ATT 3G vs tethering

ATT 3G vs tethering

I'm anxiously awaiting the arrival of my Model S, most likely within a few days. As I think about the car, I notice that all of the internet and streaming services are via ATT 3G. Where I live, ATT service is, to put it charitably, terrible. I had my iPhone service with ATT for several years, but when Verizon LTE came out with the iPhone I ditched my ATT plan and haven't looked back.

My question is to those of you who currently own the car. How has the ATT 3G service worked for you? Is it adequate for streaming audio like Slacker?

If the service is poor, are there any repercussions due to service dropouts while uploading new firmware versions to the car?

I understand that version 5.0 of the software allows you to tether your cell phone connection to the car. Given that where I live, Verizon LTE is light years faster than ATT, would there be an advantage to just tethering the internet service of the car to the Verizon "hot spot" function on the 4G LTE iPhone? | 10 september 2013

I think you are going to get a wide variety of answers based on folks individual coverage. I have pretty good AT&T coverage and for things like Slacker and Google Maps is fine. The only thing that seems slow is the browser--some folks have noted that may be more due to a sub-optimized browser than due to bandwidth issues.

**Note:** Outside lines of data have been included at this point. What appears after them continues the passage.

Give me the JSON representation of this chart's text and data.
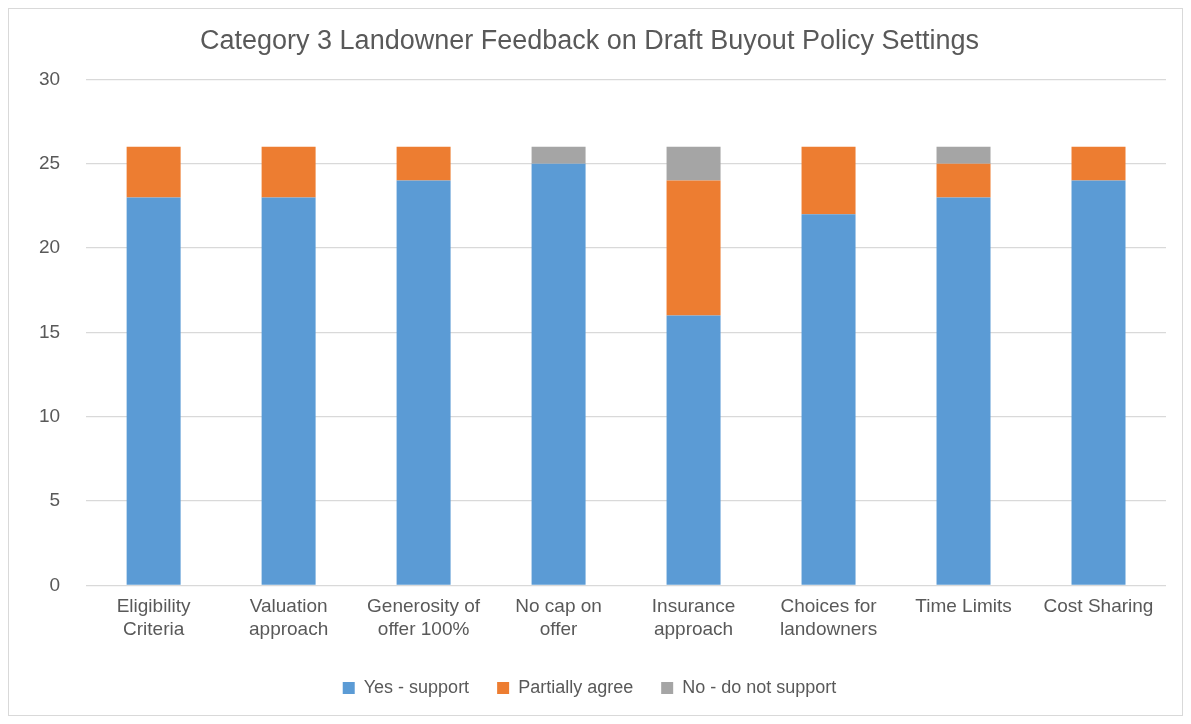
{
  "chart_data": {
    "type": "bar",
    "title": "Category 3 Landowner Feedback on Draft Buyout Policy Settings",
    "categories": [
      "Eligibility Criteria",
      "Valuation approach",
      "Generosity of offer 100%",
      "No cap on offer",
      "Insurance approach",
      "Choices for landowners",
      "Time Limits",
      "Cost Sharing"
    ],
    "series": [
      {
        "name": "Yes - support",
        "color": "#5b9bd5",
        "values": [
          23,
          23,
          24,
          25,
          16,
          22,
          23,
          24
        ]
      },
      {
        "name": "Partially agree",
        "color": "#ed7d31",
        "values": [
          3,
          3,
          2,
          0,
          8,
          4,
          2,
          2
        ]
      },
      {
        "name": "No - do not support",
        "color": "#a5a5a5",
        "values": [
          0,
          0,
          0,
          1,
          2,
          0,
          1,
          0
        ]
      }
    ],
    "stacked": true,
    "ylim": [
      0,
      30
    ],
    "yticks": [
      0,
      5,
      10,
      15,
      20,
      25,
      30
    ],
    "grid": "y",
    "legend": "bottom"
  }
}
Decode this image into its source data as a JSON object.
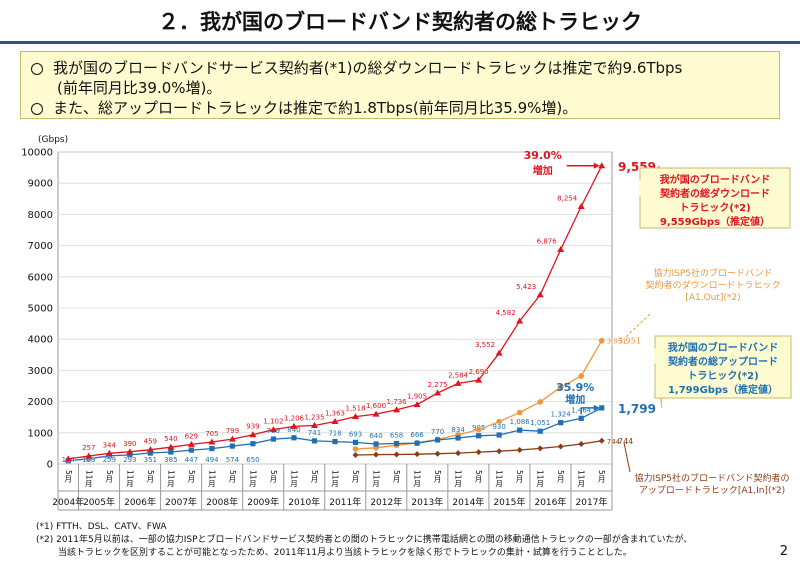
{
  "page": {
    "title": "２．我が国のブロードバンド契約者の総トラヒック",
    "summary": [
      "我が国のブロードバンドサービス契約者(*1)の総ダウンロードトラヒックは推定で約9.6Tbps",
      "(前年同月比39.0%増)。",
      "また、総アップロードトラヒックは推定で約1.8Tbps(前年同月比35.9%増)。"
    ],
    "footnotes": [
      "(*1) FTTH、DSL、CATV、FWA",
      "(*2) 2011年5月以前は、一部の協力ISPとブロードバンドサービス契約者との間のトラヒックに携帯電話網との間の移動通信トラヒックの一部が含まれていたが、",
      "当該トラヒックを区別することが可能となったため、2011年11月より当該トラヒックを除く形でトラヒックの集計・試算を行うこととした。"
    ],
    "page_number": "2"
  },
  "colors": {
    "total_down": "#e0141e",
    "isp_down": "#f0963c",
    "total_up": "#1e6fb4",
    "isp_up": "#8c3c14",
    "accent": "#2f4f8f"
  },
  "chart_data": {
    "type": "line",
    "ylabel": "(Gbps)",
    "ylim": [
      0,
      10000
    ],
    "yticks": [
      0,
      1000,
      2000,
      3000,
      4000,
      5000,
      6000,
      7000,
      8000,
      9000,
      10000
    ],
    "x_period_labels": [
      "5月",
      "11月",
      "5月",
      "11月",
      "5月",
      "11月",
      "5月",
      "11月",
      "5月",
      "11月",
      "5月",
      "11月",
      "5月",
      "11月",
      "5月",
      "11月",
      "5月",
      "11月",
      "5月",
      "11月",
      "5月",
      "11月",
      "5月",
      "11月",
      "5月",
      "11月",
      "5月"
    ],
    "years": [
      "2004年",
      "2005年",
      "2006年",
      "2007年",
      "2008年",
      "2009年",
      "2010年",
      "2011年",
      "2012年",
      "2013年",
      "2014年",
      "2015年",
      "2016年",
      "2017年"
    ],
    "series": [
      {
        "name": "我が国のブロードバンド契約者の総ダウンロードトラヒック(*2)",
        "key": "total_down",
        "values": [
          165,
          257,
          344,
          390,
          459,
          540,
          629,
          705,
          799,
          939,
          1102,
          1206,
          1235,
          1363,
          1518,
          1600,
          1736,
          1905,
          2275,
          2584,
          2690,
          3552,
          4582,
          5423,
          6876,
          8254,
          9559
        ],
        "labels": [
          "",
          "257",
          "344",
          "390",
          "459",
          "540",
          "629",
          "705",
          "799",
          "939",
          "1,102",
          "1,206",
          "1,235",
          "1,363",
          "1,518",
          "1,600",
          "1,736",
          "1,905",
          "2,275",
          "2,584",
          "2,690",
          "3,552",
          "4,582",
          "5,423",
          "6,876",
          "8,254",
          ""
        ]
      },
      {
        "name": "協力ISP5社のブロードバンド契約者のダウンロードトラヒック[A1,Out](*2)",
        "key": "isp_down",
        "values": [
          null,
          null,
          null,
          null,
          null,
          null,
          null,
          null,
          null,
          null,
          null,
          null,
          null,
          null,
          480,
          520,
          600,
          680,
          790,
          940,
          1100,
          1360,
          1650,
          1990,
          2460,
          2820,
          3951
        ],
        "labels": [
          "",
          "",
          "",
          "",
          "",
          "",
          "",
          "",
          "",
          "",
          "",
          "",
          "",
          "",
          "",
          "",
          "",
          "",
          "",
          "",
          "",
          "",
          "",
          "",
          "",
          "",
          "3,951"
        ]
      },
      {
        "name": "我が国のブロードバンド契約者の総アップロードトラヒック(*2)",
        "key": "total_up",
        "values": [
          104,
          169,
          259,
          293,
          351,
          385,
          447,
          494,
          574,
          650,
          799,
          840,
          741,
          718,
          693,
          640,
          658,
          666,
          770,
          834,
          905,
          930,
          1086,
          1051,
          1324,
          1464,
          1799
        ],
        "labels": [
          "104",
          "169",
          "259",
          "293",
          "351",
          "385",
          "447",
          "494",
          "574",
          "650",
          "799",
          "840",
          "741",
          "718",
          "693",
          "640",
          "658",
          "666",
          "770",
          "834",
          "905",
          "930",
          "1,086",
          "1,051",
          "1,324",
          "1,464",
          ""
        ]
      },
      {
        "name": "協力ISP5社のブロードバンド契約者のアップロードトラヒック[A1,In](*2)",
        "key": "isp_up",
        "values": [
          null,
          null,
          null,
          null,
          null,
          null,
          null,
          null,
          null,
          null,
          null,
          null,
          null,
          null,
          290,
          300,
          305,
          315,
          330,
          350,
          380,
          410,
          450,
          500,
          560,
          640,
          744
        ],
        "labels": [
          "",
          "",
          "",
          "",
          "",
          "",
          "",
          "",
          "",
          "",
          "",
          "",
          "",
          "",
          "",
          "",
          "",
          "",
          "",
          "",
          "",
          "",
          "",
          "",
          "",
          "",
          "744"
        ]
      }
    ],
    "end_values": {
      "total_down": "9,559",
      "isp_down": "3,951",
      "total_up": "1,799",
      "isp_up": "744"
    },
    "annotations": {
      "down_growth": "39.0%",
      "down_growth_sub": "増加",
      "up_growth": "35.9%",
      "up_growth_sub": "増加"
    },
    "callouts": {
      "total_down_lines": [
        "我が国のブロードバンド",
        "契約者の総ダウンロード",
        "トラヒック(*2)",
        "9,559Gbps（推定値）"
      ],
      "isp_down_lines": [
        "協力ISP5社のブロードバンド",
        "契約者のダウンロードトラヒック",
        "[A1,Out](*2)"
      ],
      "total_up_lines": [
        "我が国のブロードバンド",
        "契約者の総アップロード",
        "トラヒック(*2)",
        "1,799Gbps（推定値）"
      ],
      "isp_up_lines": [
        "協力ISP5社のブロードバンド契約者の",
        "アップロードトラヒック[A1,In](*2)"
      ]
    }
  }
}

brucect | 10 september 2013

agree w omarsultan - att has been fine for slacker and maps -- browser is a little slow (although that may be the s/w for the browser as much as the data connection). tethering - once available in v. 5.0 will probably be fine too (not sure whether you will be able to tether for maps) but you will probably spend an additional $10 or so/month for the additional data (if you are streaming music for typical commute daily for a month).

PaceyWhitter | 10 september 2013

Also remember that eventually you are going to have to pay for that AT&T 3G service to continue. That might swing things further in favor of tethering.

Also with 5.0 you can also access wifi, so you could download firmware that way while at home.

wcalvin | 10 september 2013

We are all still waiting what Tesla's policy is going to be, and what their offerings are.

akikiki | 10 september 2013

The 5.0 release notes didn't say that tethering is enabled. It discusses wifi, but not cell phone tethering. Maybe I am wrong, but I was reading the release notes pretty carefully. Right or wrong, best to wait and see what we actually get. Huh?

WSE51 | 10 september 2013

I have 5.0 and it has tethering ... to be specific, you set up the tethering on your cell phone, iPad, or a specific mobile base station device. As far as the Model S is concerned, it is just another WiFi network it can join. So if you have a mobile device with 4G capability, you will get faster responses in most cases than using the 3G connection built into the Model S.

In my testing, the browser is still much slower than my 4G iPhone's browser... perhaps this is due to the CPU inside the car rather than the speed of the mobile connection.

kmalloy | 12 september 2013

WSE51 - Can you post simple instructions on how to tether the iPhone to the v5 mS?

Haeze | 12 september 2013

If you are concerned mostly about your music, I would actually suggest just playing the music from the phone, to the radio using Bluetooth. The controls on the screen work for most audio apps on the iPhone, and that way you don't have to mess with tethering at all. Let the car use its AT&T 3G connection for stuff like maps, while your phone uses Verizon LTE for your music.

WSE51 | 12 september 2013

To kmalloy -- How To Enable Tethering on Your iPhone and then use it on your Model S:

On your iPhone, the first time you set it up, the instruction is different than when you do it again later. Also depending upon your data plan with your carrier you may need to call them, or enable it on their website, though for most plans it is included (it chews up your data allocation each month)

1) Go to Settings, then General, then Cellular
2) The fourth line down should say Personal Hotspot, select it
3) A new page will appear with a slider you can turn on, but before you do, it gives you a chance to enter a password for your little WiFi network to require. There is a default password which you can change. Once you slide the Personal Hotspot on, it will remind you that the name of your network is the name of your iPhone (you would have named your iPhone within iTunes when you first set up your iPhone; and you can change the name of your iPhone in iTunes by clicking on the name and an edit window becomes available).

Once the Personal Hotspot has been set up the first time, then it will appear as the 4th line of the main Settings Page and can be turned on and off directly from that page.

Once tethering is "on", then on your Model S, follow the instructions that come with v 5.0 -- basically you touch the 3G symbol on the touchscreen, and your should soon get a list of available WiFi networks, and your iPhone's network will be listed. Touch the name of your network and you will be prompted to enter the password, then the Model S will log in and start using it instead of the 3G default it has been using. As you drive, the network will move with you as long as your iPhone has sufficient cell coverage.